Comparison of Edge Magnetic Activity in the HIT SI Experiment to Numerical Simulations

An array of surface magnetic probes embedded in the HIT-SI spheromak flux conserver resolves plasma dynamics from 10~Hz~--~200~kHz. Amperian loops formed by sub-arrays at toroidal angles of 0\r{ }, 45\r{ }, 180\r{ }, and 225\r{ } allow non-axisymmetric toroidal plasma currents to be measured, capturing both injector and spheromak currents. Unipolar toroidal currents indicate formation and sustainment of a spheromak. The surface magnetic probe array provides an extensive and non-perturbative set of measurements for comparison with numerical models to further describe the activity seen in the experiment.
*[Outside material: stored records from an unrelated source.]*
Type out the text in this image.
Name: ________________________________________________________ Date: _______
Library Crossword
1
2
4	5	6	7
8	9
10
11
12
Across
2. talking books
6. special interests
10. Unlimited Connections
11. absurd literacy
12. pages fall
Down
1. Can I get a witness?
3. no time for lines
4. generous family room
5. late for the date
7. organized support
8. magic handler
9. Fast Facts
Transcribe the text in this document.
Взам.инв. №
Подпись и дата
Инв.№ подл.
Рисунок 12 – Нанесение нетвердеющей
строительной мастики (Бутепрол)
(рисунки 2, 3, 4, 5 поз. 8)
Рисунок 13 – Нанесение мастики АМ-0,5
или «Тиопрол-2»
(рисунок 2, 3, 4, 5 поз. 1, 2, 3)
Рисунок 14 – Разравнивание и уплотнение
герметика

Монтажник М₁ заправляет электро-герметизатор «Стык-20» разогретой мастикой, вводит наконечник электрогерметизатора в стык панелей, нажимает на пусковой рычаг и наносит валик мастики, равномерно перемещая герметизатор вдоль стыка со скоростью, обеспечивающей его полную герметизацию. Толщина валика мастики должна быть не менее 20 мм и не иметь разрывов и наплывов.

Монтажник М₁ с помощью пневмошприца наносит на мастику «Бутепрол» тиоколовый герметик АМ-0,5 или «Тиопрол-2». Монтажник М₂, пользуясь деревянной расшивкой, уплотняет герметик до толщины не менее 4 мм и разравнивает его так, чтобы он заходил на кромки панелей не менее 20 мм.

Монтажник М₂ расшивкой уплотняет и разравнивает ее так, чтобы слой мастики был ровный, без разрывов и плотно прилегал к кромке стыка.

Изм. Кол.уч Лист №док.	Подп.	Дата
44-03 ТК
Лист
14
A 3D Taylor-state solver developed by the PSI-Center computes the HIT-SI equilibrium as a superposition of independent injector and spheromak equilibria. Comparison of experimental results to the Taylor equilibrium at different injector driving frequencies shows general agreement of global magnetic field oscillations, but also regions of significant disagreement. Comparisons to calculated non-uniform $\lambda $ ($\lambda =\mu _{o}$j/B) equilibria with injector $\lambda $ closer to experimental values will also be presented.